“The good old days weren’t always good / and tomorrow ain’t as bad as it seems”

Coming of age in the 80s, it seemed all my life I was hearing about how I’d just missed the 60s, how there used to be a time when people could make a difference and being a little weird was actually cool, but I’d missed it, it was gone forever, and I was stuck living in lesser times.

As a new writer struggling to break in in the 90s, it seemed that from the moment I started writing I heard about how I’d just missed all the best days of publishing–when books were easy to sell, when publishers cared about the books they bought, when someone could truly make a living at this. Those days were gone forever, no one new had much hope of getting very far, and the industry was just a shadow of its former self.

For a while it really seemed like by accident of birth and time, I’d missed all the good things.

Except … twenty years later I’m still hearing about how we’ve all missed publishing’s best days–only now, somehow, those best days, the boom times that are gone forever, have shifted to include many of the years during which I know I was already being told the best days were gone.

It’s how we tell stories. The golden age is always in the past, magic is always fading from the world, and kids these days never appreciate much of anything.

When really the world has always been a flawed and difficult thing, we’ve always been trying to fix it, and finding ways to create art and get it out into the world has always been a struggle.

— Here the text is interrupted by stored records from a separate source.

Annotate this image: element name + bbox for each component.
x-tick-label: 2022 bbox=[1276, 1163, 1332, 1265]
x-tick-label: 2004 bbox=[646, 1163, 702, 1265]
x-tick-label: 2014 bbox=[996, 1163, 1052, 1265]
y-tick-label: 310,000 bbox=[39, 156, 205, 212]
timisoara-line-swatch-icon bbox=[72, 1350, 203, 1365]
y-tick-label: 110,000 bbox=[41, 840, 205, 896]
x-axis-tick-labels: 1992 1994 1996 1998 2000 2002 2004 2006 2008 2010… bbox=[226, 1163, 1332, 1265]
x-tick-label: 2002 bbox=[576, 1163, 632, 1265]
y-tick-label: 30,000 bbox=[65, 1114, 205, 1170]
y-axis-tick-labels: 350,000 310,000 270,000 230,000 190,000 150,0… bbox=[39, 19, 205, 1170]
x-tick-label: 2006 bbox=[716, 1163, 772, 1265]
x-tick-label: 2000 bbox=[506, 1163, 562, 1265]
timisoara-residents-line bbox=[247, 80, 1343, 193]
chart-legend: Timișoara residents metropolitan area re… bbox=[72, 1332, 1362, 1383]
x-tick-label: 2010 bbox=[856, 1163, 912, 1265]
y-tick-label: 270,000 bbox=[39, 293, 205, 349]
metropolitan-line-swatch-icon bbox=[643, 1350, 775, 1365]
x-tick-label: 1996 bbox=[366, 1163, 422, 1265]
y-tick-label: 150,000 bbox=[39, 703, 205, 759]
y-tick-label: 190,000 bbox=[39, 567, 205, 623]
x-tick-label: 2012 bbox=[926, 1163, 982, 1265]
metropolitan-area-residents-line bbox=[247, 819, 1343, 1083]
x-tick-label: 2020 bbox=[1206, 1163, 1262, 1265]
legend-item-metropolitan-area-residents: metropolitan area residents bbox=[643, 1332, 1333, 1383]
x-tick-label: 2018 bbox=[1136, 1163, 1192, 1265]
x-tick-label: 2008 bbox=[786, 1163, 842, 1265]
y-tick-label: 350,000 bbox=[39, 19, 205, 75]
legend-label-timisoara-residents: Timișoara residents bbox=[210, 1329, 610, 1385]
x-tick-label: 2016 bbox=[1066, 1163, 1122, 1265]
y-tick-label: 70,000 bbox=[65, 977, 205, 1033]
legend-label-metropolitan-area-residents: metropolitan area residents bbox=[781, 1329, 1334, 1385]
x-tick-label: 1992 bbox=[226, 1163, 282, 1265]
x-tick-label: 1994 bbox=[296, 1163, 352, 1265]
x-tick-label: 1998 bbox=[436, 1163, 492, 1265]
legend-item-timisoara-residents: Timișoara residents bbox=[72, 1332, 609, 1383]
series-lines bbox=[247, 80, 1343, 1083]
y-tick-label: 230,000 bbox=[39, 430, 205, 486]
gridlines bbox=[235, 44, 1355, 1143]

How that struggle plays out is still a work-in-progress, and its outcome is pretty uncertain for us all, but this is no worse a time to be healing the world, or seeking after beauty and truth, than any other.

We’ve always lived in the After. All the good things weren’t lost forever just before any of us was born. And now’s as worthwhile a time to do that thing that wants or needs doing, to be that person we want or need to be, as any other.